Principal warfare officer Lieutenant Michael Morgan said communication was exceptional, with the participating navies working together to achieve successful outcomes in each serial.

“These types of serials allow us to continually develop our tactics and improve our performance at sea, alongside our partners, to build understanding, capability and interoperability,” Lieutenant Morgan said.

“The efficacy and potency of Ballarat was comprehensively established in the gunnery serial, with the ships working together effectively and the shots were on target.
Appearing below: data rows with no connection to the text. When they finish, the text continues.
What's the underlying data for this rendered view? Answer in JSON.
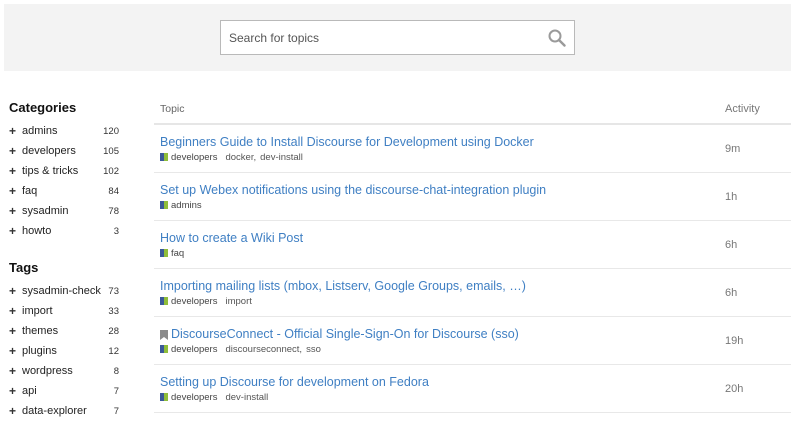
{
  "search": {
    "placeholder": "Search for topics"
  },
  "sidebar": {
    "categories_heading": "Categories",
    "categories": [
      {
        "name": "admins",
        "count": "120"
      },
      {
        "name": "developers",
        "count": "105"
      },
      {
        "name": "tips & tricks",
        "count": "102"
      },
      {
        "name": "faq",
        "count": "84"
      },
      {
        "name": "sysadmin",
        "count": "78"
      },
      {
        "name": "howto",
        "count": "3"
      }
    ],
    "tags_heading": "Tags",
    "tags": [
      {
        "name": "sysadmin-check",
        "count": "73"
      },
      {
        "name": "import",
        "count": "33"
      },
      {
        "name": "themes",
        "count": "28"
      },
      {
        "name": "plugins",
        "count": "12"
      },
      {
        "name": "wordpress",
        "count": "8"
      },
      {
        "name": "api",
        "count": "7"
      },
      {
        "name": "data-explorer",
        "count": "7"
      }
    ]
  },
  "topics": {
    "header_topic": "Topic",
    "header_activity": "Activity",
    "rows": [
      {
        "title": "Beginners Guide to Install Discourse for Development using Docker",
        "category": "developers",
        "tags": [
          "docker",
          "dev-install"
        ],
        "activity": "9m"
      },
      {
        "title": "Set up Webex notifications using the discourse-chat-integration plugin",
        "category": "admins",
        "tags": [],
        "activity": "1h"
      },
      {
        "title": "How to create a Wiki Post",
        "category": "faq",
        "tags": [],
        "activity": "6h"
      },
      {
        "title": "Importing mailing lists (mbox, Listserv, Google Groups, emails, …)",
        "category": "developers",
        "tags": [
          "import"
        ],
        "activity": "6h"
      },
      {
        "title": "DiscourseConnect - Official Single-Sign-On for Discourse (sso)",
        "category": "developers",
        "tags": [
          "discourseconnect",
          "sso"
        ],
        "activity": "19h",
        "bookmarked": true
      },
      {
        "title": "Setting up Discourse for development on Fedora",
        "category": "developers",
        "tags": [
          "dev-install"
        ],
        "activity": "20h"
      }
    ]
  }
}
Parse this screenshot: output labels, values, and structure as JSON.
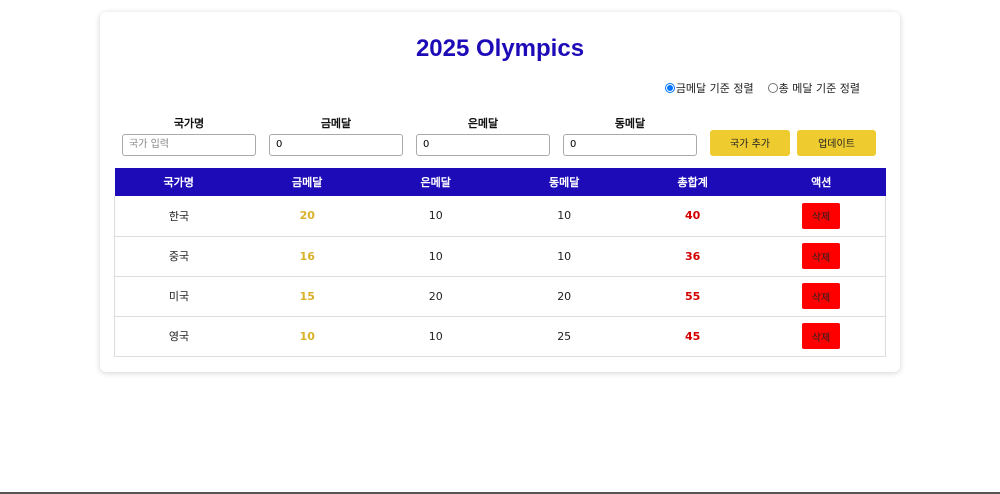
{
  "title": "2025 Olympics",
  "sort": {
    "options": [
      {
        "label": "금메달 기준 정렬",
        "checked": true
      },
      {
        "label": "총 메달 기준 정렬",
        "checked": false
      }
    ]
  },
  "form": {
    "country": {
      "label": "국가명",
      "placeholder": "국가 입력",
      "value": ""
    },
    "gold": {
      "label": "금메달",
      "value": "0"
    },
    "silver": {
      "label": "은메달",
      "value": "0"
    },
    "bronze": {
      "label": "동메달",
      "value": "0"
    },
    "add_label": "국가 추가",
    "update_label": "업데이트"
  },
  "table": {
    "headers": [
      "국가명",
      "금메달",
      "은메달",
      "동메달",
      "총합계",
      "액션"
    ],
    "rows": [
      {
        "country": "한국",
        "gold": "20",
        "silver": "10",
        "bronze": "10",
        "total": "40",
        "action": "삭제"
      },
      {
        "country": "중국",
        "gold": "16",
        "silver": "10",
        "bronze": "10",
        "total": "36",
        "action": "삭제"
      },
      {
        "country": "미국",
        "gold": "15",
        "silver": "20",
        "bronze": "20",
        "total": "55",
        "action": "삭제"
      },
      {
        "country": "영국",
        "gold": "10",
        "silver": "10",
        "bronze": "25",
        "total": "45",
        "action": "삭제"
      }
    ]
  },
  "colors": {
    "accent": "#1e0bb8",
    "button_yellow": "#eecb2f",
    "delete_red": "#ff0000",
    "gold_text": "#d9b12a",
    "total_text": "#d40000"
  }
}
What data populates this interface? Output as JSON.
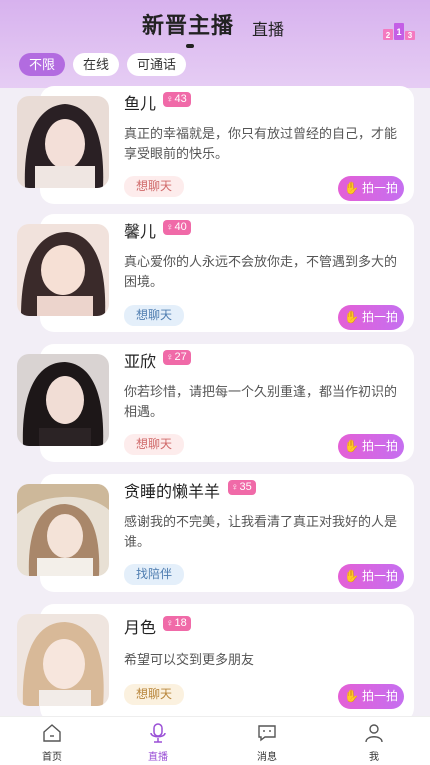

“The capability of Ballarat’s crew to identify and engage threats in the exercise areas displays our ability to project power at sea.” 

These types of serials allow us to continually develop our tactics and improve our performance at sea.

Night offered little respite from the hectic pace of Exercise Malabar, with the Japanese, Indian, Australian and American crews undertaking anti-submarine training.

The contribution of sailors, including Chief Petty Officer Boatswain Lachlan Sommerville, on the ship’s 50-calibre machine guns strengthens Ballarat’s  self-defence. 

“The effectiveness of a well-trained crew cannot be underestimated,” Chief Petty Officer Sommerville said.

“It is a massive privilege and responsibility to lead and train with such a professional team.”

While undertaking the major serials of Exercise Malabar, Ballarat’s crew continued to conduct a range of daily activities, including maintenance, damage-control drills, cross-decking and officer-of-the-watch manoeuvres. 

Exercise Malabar was an opportunity to enhance Australia’s maritime capabilities and build interoperability with close regional partners India, Japan and the United States.